I suppose you could say so?
In kindergarten, my dad was killed, so 1st grade on it was home alone til when ever my mum decided to show up.

Longer it took her to show up, the better i liked it, some times i got lucky and it was days later. :smiley:

I walked to school, but that is nothing special, back then every body that didnt live 5 miles away walked to school, and not many kids lived that far, so i think the entire school had like 2 buses

Me too. I wore the key on a necklace. Once in a great while I’d forget and have to climb in through the one window in the house that was never locked. Beginning in the sixth grade I also began watching my then six-year-old brother after school and on our days off that Mom and Dad worked, including summer vacations.

I was, starting in the fourth grade.
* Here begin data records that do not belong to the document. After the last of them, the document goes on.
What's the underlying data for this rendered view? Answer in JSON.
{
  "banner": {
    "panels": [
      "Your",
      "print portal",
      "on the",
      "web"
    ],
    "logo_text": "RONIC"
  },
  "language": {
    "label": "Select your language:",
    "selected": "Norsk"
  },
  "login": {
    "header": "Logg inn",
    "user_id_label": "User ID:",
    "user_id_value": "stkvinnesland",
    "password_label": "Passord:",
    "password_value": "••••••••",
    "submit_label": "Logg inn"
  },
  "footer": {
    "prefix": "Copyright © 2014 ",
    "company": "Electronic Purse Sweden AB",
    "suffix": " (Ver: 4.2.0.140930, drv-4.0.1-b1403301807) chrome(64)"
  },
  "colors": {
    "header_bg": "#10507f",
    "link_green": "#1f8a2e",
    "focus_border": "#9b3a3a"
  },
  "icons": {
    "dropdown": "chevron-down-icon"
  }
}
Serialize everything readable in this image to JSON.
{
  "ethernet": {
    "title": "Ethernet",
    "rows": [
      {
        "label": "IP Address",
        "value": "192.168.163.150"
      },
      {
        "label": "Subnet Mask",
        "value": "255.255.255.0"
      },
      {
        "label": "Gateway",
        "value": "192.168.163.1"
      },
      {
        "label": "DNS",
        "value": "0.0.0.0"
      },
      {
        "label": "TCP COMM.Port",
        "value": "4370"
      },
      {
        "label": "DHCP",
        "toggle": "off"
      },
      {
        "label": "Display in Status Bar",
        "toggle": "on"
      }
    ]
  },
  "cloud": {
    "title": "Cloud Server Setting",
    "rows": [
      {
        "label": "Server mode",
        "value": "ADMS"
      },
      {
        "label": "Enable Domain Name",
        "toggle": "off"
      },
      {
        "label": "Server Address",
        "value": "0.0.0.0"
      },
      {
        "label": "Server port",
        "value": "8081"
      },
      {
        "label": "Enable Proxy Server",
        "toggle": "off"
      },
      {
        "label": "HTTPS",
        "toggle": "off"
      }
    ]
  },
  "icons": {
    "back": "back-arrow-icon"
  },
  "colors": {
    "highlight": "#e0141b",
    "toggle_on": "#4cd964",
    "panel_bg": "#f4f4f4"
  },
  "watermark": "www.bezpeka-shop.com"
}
I remember my mom taking me into her bedroom to tell me that she was going back to work and I’d be coming home to an empty house. She always took me there to tell me that a relative had died, so it was a huge relief. I had my own key, but there was a spare (which nobody ever used) under an empty vase on the porch.

Usually I stayed indoors, although eventually I learned to ride a bike and I’d ride down to the 7-11 occasionally. Sometimes I’d hang out at a friend’s house. One girl had a creek behind her house and we’d explore it.

I was and so are my kids. I work, and they get home earlier than me. By that definition, I think most kids are.